Enfin, il est important
d’apprécier la qualité du parenchyme pulmonaire homo- et
controlatéral et notamment de rechercher des lésions d’emphysème.
3- Particularités tomodensitométriques de différents
types histologiques :
Les cancers épidermoïdes et les adénocarcinomes représentent la
majorité des cancers bronchopulmonaires.
Les cancers épidermoïdes
sont plus volontiers de siège central et les adénocarcinomes de siège
périphérique.
Le carcinome à petites cellules peut réaliser une tumeur localisée
non différenciable des carcinomes épidermoïdes ou de
l’adénocarcinome.
Dans la majorité des cas, le carcinome à petites
cellules se présente comme une volumineuse tumeur médiastinopulmonaire.
Le carcinome bronchioloalvéolaire peut se présenter sous une forme
nodulaire ou multinodulaire.
Le carcinome bronchioloalvéolaire
peut également se présenter sous une forme pseudopneumonique.
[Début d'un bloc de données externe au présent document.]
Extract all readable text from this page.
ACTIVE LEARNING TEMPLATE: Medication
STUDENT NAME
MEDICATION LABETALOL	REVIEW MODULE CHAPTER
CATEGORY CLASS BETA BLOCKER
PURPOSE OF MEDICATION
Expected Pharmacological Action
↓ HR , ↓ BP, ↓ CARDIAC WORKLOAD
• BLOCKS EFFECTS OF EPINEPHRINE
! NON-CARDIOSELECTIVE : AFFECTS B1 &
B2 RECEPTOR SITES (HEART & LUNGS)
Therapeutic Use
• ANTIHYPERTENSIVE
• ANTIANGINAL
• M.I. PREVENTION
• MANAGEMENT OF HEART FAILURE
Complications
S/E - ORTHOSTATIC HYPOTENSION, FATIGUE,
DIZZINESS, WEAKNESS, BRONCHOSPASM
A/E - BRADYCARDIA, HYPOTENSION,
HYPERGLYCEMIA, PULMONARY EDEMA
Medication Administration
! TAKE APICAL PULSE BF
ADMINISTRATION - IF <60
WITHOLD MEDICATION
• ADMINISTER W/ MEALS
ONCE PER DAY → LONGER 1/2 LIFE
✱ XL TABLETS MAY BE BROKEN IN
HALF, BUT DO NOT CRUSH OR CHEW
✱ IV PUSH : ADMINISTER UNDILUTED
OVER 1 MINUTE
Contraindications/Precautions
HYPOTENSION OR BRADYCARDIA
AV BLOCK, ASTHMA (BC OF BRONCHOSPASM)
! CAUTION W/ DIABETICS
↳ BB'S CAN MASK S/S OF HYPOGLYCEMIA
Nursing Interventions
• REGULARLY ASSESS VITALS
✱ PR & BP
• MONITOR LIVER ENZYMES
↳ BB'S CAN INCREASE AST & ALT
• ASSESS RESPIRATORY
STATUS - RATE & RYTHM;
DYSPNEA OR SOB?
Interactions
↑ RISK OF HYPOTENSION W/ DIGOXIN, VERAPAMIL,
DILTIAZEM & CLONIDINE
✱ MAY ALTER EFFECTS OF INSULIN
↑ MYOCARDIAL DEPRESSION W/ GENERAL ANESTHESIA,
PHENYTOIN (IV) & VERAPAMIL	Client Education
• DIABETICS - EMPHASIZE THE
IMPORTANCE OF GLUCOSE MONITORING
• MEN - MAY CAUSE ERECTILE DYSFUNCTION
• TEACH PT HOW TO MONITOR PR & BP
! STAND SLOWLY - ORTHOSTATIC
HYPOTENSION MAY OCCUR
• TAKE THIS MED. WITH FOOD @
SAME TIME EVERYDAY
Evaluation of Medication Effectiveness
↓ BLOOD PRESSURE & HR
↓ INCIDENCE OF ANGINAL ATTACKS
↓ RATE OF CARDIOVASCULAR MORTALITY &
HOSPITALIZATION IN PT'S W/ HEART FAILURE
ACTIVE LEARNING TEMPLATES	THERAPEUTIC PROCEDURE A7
Dans ce cas, il réalise un syndrome de comblement
alvéolaire localisé.
Plusieurs signes ont été décrits pour tenter de
caractériser ce carcinome bronchioloalvéolaire.
Les anomalies
bronchiques visibles au sein de la tumeur bronchioloalvéolaire sont
fréquemment difficiles à repérer car les bronches sont souvent
anormales au sein d’une pneumonie infectieuse banale.
Le signe de
l’angiogramme, c’est-à-dire la trop bonne visualisation des vaisseaux
artériels pulmonaires lors de l’injection de produit de contraste, due
au contraste avec le contenu très hypodense des alvéoles
pulmonaires, est un signe extrêmement peu spécifique.
Le meilleur
signe est probablement un aspect très nodulaire de ce syndrome de
comblement alvéolaire avec visualisation dans de très nombreux cas
de véritables nodules à la périphérie du syndrome de comblement
alvéolaire.
B - TUMEURS SECONDAIRES :
Les métastases pulmonaires se traduisent principalement sous deux
formes : nodules pulmonaires disséminés ou lymphangite
carcinomateuse.
1- Nodules pulmonaires :
Le plus généralement, il s’agit de nodules de taille variable à
contours bien limités.
La topographie est volontiers basale et
périphérique (distribution hématogène).
En fait d’autres aspects
peuvent se voir, tels que les contours flous des nodules, une
calcification des nodules, une excavation des nodules.
2- Lymphangite carcinomateuse
:
La lymphangite carcinomateuse se traduit principalement par un
épaississement de l’interstitium péribronchovasculaire et un
épaississement de l’interstitium interlobulaire.
Cet épaississement est
évocateur quand il est irrégulier et notamment nodulaire.
C - TUMEURS BÉNIGNES :
La plus fréquente des tumeurs bénignes est l’hamartochondrome.
L’examen tomodensitométrique permet parfois de le caractériser.
Il
s’agit en général d’un nodule arrondi, bien limité.
Il est important
de réaliser des coupes fines et jointives permettant d’apprécier
précisément le contenu du nodule et d’effectuer la mesure de densité.
L’aspect typique associe la présence de composantes
graisseuses à la densité caractéristique et des calcifications d’aspect
bénin, c’est-à-dire regroupées en couches concentriques ou réalisant
un aspect classique en « pop corn ».